Neustar continues to position for a successful NPAC contract renewal. While their non-NPAC business continues to grow, a successful NPAC contract renewal is crucial to the Neustar story. President and CEO Lisa Hook remains “…confident that our capabilities and demonstrated track record of innovation and outstanding service in this complex ecosystem position us a very strong competitor for the next contract that begins July 1, 2015”. To understand the breadth of the NPAC contract - it contains over 600 million telephone numbers, which is over 70% of all active phone numbers in the U.S. In 2012 Neustar processed over 1.2 million transactions, routed over 4 billion phone calls and 7 billion text messages; every phone call and every text message in North America every day. Neustar has been the NPAC administrator for the past 15 years building the world’s largest and most complex local number portability system.
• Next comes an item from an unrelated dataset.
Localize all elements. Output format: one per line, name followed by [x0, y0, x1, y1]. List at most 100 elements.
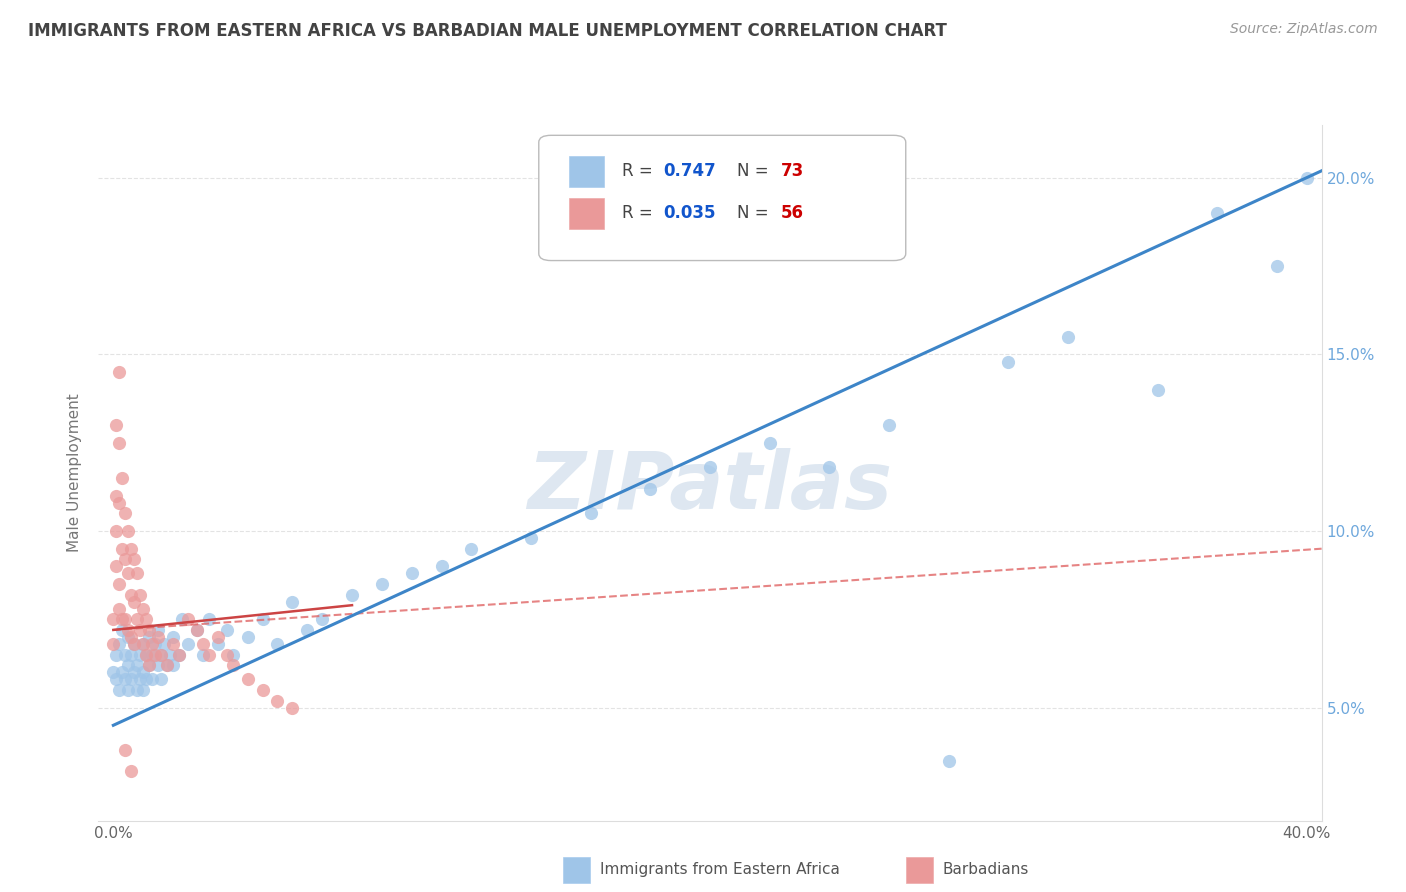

The company repurchased 2.7 million shares in 2012 for $98 million in cash. Cash and investments increased by $74.7 million, to 343.9 million in 4Q12.
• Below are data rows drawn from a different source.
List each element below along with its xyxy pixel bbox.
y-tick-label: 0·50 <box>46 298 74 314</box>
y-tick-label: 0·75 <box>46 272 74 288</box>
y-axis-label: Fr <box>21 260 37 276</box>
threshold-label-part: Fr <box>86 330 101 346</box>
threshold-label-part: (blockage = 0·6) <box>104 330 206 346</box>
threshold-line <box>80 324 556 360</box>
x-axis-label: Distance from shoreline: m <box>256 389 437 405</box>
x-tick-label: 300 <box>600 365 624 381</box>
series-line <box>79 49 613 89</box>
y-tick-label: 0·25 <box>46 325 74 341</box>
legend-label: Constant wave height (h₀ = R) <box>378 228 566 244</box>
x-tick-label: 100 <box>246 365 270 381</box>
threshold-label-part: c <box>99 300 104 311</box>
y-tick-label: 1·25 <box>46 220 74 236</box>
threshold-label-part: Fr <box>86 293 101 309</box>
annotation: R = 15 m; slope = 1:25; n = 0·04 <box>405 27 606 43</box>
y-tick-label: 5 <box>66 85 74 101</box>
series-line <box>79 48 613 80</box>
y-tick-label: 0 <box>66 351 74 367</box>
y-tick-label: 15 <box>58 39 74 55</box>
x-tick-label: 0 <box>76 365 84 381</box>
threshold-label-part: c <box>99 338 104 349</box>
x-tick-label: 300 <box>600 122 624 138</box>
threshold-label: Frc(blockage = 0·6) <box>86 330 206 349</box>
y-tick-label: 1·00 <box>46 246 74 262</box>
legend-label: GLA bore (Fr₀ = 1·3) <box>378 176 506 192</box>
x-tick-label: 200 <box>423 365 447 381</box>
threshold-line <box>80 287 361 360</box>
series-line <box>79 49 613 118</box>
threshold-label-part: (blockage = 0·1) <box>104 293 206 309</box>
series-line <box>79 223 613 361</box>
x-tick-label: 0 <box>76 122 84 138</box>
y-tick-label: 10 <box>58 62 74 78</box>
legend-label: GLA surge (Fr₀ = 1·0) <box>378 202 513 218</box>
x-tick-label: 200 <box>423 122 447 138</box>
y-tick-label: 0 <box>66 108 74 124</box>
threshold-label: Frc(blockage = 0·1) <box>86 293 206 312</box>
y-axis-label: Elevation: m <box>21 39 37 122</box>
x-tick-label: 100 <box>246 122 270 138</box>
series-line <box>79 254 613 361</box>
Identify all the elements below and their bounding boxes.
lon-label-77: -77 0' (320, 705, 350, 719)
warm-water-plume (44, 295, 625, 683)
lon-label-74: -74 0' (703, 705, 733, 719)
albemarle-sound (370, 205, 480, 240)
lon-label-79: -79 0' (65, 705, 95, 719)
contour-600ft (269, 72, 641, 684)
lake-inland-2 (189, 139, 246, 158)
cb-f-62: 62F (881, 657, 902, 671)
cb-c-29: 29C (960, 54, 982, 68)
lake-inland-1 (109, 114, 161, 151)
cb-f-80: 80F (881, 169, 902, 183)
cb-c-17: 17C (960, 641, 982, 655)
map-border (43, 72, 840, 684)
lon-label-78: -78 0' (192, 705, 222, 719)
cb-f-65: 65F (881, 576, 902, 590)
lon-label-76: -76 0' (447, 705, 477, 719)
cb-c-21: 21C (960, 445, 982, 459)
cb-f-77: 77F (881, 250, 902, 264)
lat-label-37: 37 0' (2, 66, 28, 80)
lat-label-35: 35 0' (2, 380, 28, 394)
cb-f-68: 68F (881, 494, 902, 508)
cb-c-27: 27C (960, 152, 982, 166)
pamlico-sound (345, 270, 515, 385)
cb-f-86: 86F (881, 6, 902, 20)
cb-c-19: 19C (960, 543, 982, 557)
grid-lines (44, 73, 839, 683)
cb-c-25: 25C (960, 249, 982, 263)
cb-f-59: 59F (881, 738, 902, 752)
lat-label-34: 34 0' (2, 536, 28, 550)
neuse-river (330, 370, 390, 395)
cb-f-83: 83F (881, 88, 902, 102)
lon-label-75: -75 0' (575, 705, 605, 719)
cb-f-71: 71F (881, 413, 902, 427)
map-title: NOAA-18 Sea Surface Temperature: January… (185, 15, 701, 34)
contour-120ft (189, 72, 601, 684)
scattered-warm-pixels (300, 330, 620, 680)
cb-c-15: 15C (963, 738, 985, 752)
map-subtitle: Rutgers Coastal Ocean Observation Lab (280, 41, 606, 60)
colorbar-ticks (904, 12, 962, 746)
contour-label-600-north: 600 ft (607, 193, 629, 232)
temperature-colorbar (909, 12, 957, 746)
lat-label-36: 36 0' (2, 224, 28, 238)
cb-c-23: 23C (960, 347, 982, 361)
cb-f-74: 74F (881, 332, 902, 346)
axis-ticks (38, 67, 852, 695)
Shares of Neustar closed at $46.53, ~2% above our price target. Neustar has a strong and growing presence in the telecommunications, data analytics, Internet e-commerce, and media and advertising industry's which will allow for significant growth opportunities going forward. We remain bullish on the Neustar story seeing the next leg in shares coming from a successful NPAC renewal and continued strong financial performance. Our model calls for a revised price target of $54.41, representing an additional 16.9% upside.  

BEAV Q4 2012 Earnings


B/E Aerospace Reported their 4th Quarter results on Thursday. The company’s 2012 results where the best in company history. The year over year highlights are as follows: They had revenues of $3.085 billion, which was an increase of 23.4 percent. Operating earnings were $540.0 million, an increase of 26.2 percent, and operating margin of 17.5 percent, which increased 40 basis points. Net earnings and earnings per diluted share were $291.3 million and $2.83 per share, reflecting increases of 27.9 percent and 26.3 percent, respectively. The growth in operating earnings and operating margin were a result of operating leverage at the higher sales volume and ongoing operational efficiency initiatives. Their revenue growth continues to be driven by the robust new aircraft delivery cycle. Approximately 61 percent of fourth quarter and full year 2012 revenues was driven by demand for products for new-buy aircraft reflecting both robust new aircraft deliveries and weaker aftermarket demand. During the conference call, the CEO discussed guidance for 2013, “Our 2013 guidance of approximately $3.45 per diluted share or a 22 percent earnings per share growth is based primarily on our high quality backlog, the expectation of strong wide-body deliveries, a modest recovery in the aftermarket and significant continuing margin expansion.”

For 2013 the company expects continued strong bookings in 2013 driven by the robust wide-body aircraft delivery outlook, bookings from prior SFE awarded programs, and a modest recovery in aftermarket demand, and expects to end the year with a book-to-bill ratio in excess of 1 to 1. 2013 revenues are expected to be approximately $3.35 billion, and, based on scheduled program deliveries, are expected to be stronger in the second half of the year.

On the day BEAV released earnings, the stock closed up 2.5%. The investment thesis remains valid and the stock has performed extremely well since inception gaining around 16%.